Forem: Aditya

DPDPA will kick our asses, We need this checklist

Aditya — Wed, 04 Feb 2026 22:22:17 +0000

TL;DR: DPDPA is law, not a certification. Fines go up to 250 crore. Full enforcement around May 2027. Small or large, you need to comply. Get proper opt-in consent, publish a DPO contact, delete data when users ask, sign Data Processing Agreements with every vendor (CMS, email tool, analytics, everything). If some random WordPress plugin leaks your user's data, YOU get fined, not them. Children = anyone under 18, no tracking, no targeted ads. If unsure whether a tool is compliant, assume it isn't.

Howdy again!

I've helped companies work through HIPAA, ISO 27001, GDPR. I get the tech side. I also run zappush.com where we deal with user data daily. Figured I'd help confused indie devs and founders navigate this new regulation. There's both opportunity and a huge pain in the ass coming our way :)

I'm an engineer, not a lawyer. None of this is legal advice, but I know what I'm talking about.

DPDPA is India's version of GDPR. It's law, not a certification. Fines go up to 250 crore (~$30M), though I wouldn't expect small businesses to get hit that hard. Still, no need to get into locha over negligence.

DPDPA Timeline: Where We Are Now

The act isn't fully enforced yet. Here's the official timeline.

Phase 1 (Nov 2025): Skeleton laid down. The law exists on paper.
Phase 2 (by Nov 2026): Operational rules for consent managers and the Data Protection Board. How complaints are filed, how notices are issued, etc.
Phase 3 (~May 2027): Full enforcement. This is when business owners get fined.

The market has already started preparing. I've noticed a lot of compliance consultants popping up. Consently, Scrut, and others. I also help companies with this stuff. If you need a hand, reach out through the contact form.

What YOU Need to Know About DPDPA

Most of this comes from here

Notice & Consent (Sections 3–5)

Clear notice: Explain why you need each item of data before collecting it.
Language: Available in English or any Eighth Schedule language.
User rights: Tell users what you collect, why, and how they can access, correct, delete, or withdraw consent.
Grievance contact: Publish your Data Protection Officer (DPO) or someone from your team. You have 90 days to resolve grievances. If you don't, users can escalate to the Data Protection Board.

Core Fiduciary Duties (Sections 6(1)–6(8), 6(10))

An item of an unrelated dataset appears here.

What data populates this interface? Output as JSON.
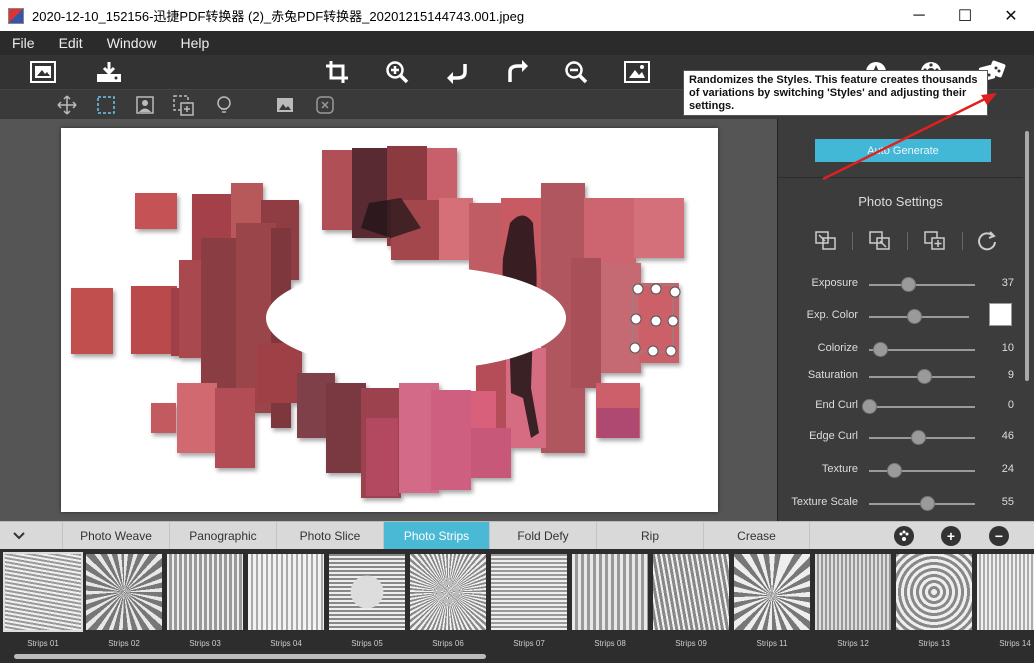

Data minimisation: Collect only what you need. Don't collect the user's entire contact list if you can't explain what you'd do with it. (This is a loose example from the guidelines themselves :P)
Purpose limitation: Use data only for stated purposes.
"Reasonable" security: I found this bit very ambiguous. GDPR at least suggests pseudonymisation, encryption, and regular security testing. DPDPA doesn't get into what algorithms count as "reasonable." From personal experience, auditors for ISO 27001 or SOC 2 often use NIST's published FIPS algorithms. I dislike DPDPA's skeleton for the lack of technical care.
Processor liability: You are liable even if your data processor screws up. If AWS leaks YOUR user's data, you get fined. Not them. I do not like this personally. The party that screwed up should be penalised, not the business owner who trusted their infrastructure.
DPA required: All processors need a Data Processing Agreement with you.
Breach notification: Notify the Data Protection Board and affected users if there's a breach.
Deletion: Delete data when consent is withdrawn or the purpose is served. Make sure your processors do the same.
Grievance mechanism: Publish your DPO's contact so issues get handled before they escalate to the board.

Special Situations (Sections 7–10)

Consent exemptions: Some processing is allowed without consent. Legal compliance, employment, medical emergencies, fraud prevention, public interest.
Children (under 18): Verifiable parental consent required. No tracking, no targeted ads. Be careful with how Google Analytics tracks underage users and how you advertise to them. Meta already enforces a lot of this. If you have a social platform for teenagers, a gaming platform, or an adolescent audience, this will affect you.
Significant Data Fiduciaries: The Government can designate certain entities as "Significant." These are bigger firms with more responsibilities.

Data Principal Rights (Sections 11–17)

Access & Correction: Users can see what personal data is processed, why, with whom it is shared, and request correction, updating, or deletion where applicable.
Consent Control: Users can withdraw consent at any time; processing must stop and data deleted unless legally required to retain it.
Grievance & Escalation: Users must have a clear grievance mechanism and can escalate unresolved complaints to the Data Protection Board.
Nomination: Users may nominate another person to exercise their rights in case of death or incapacity.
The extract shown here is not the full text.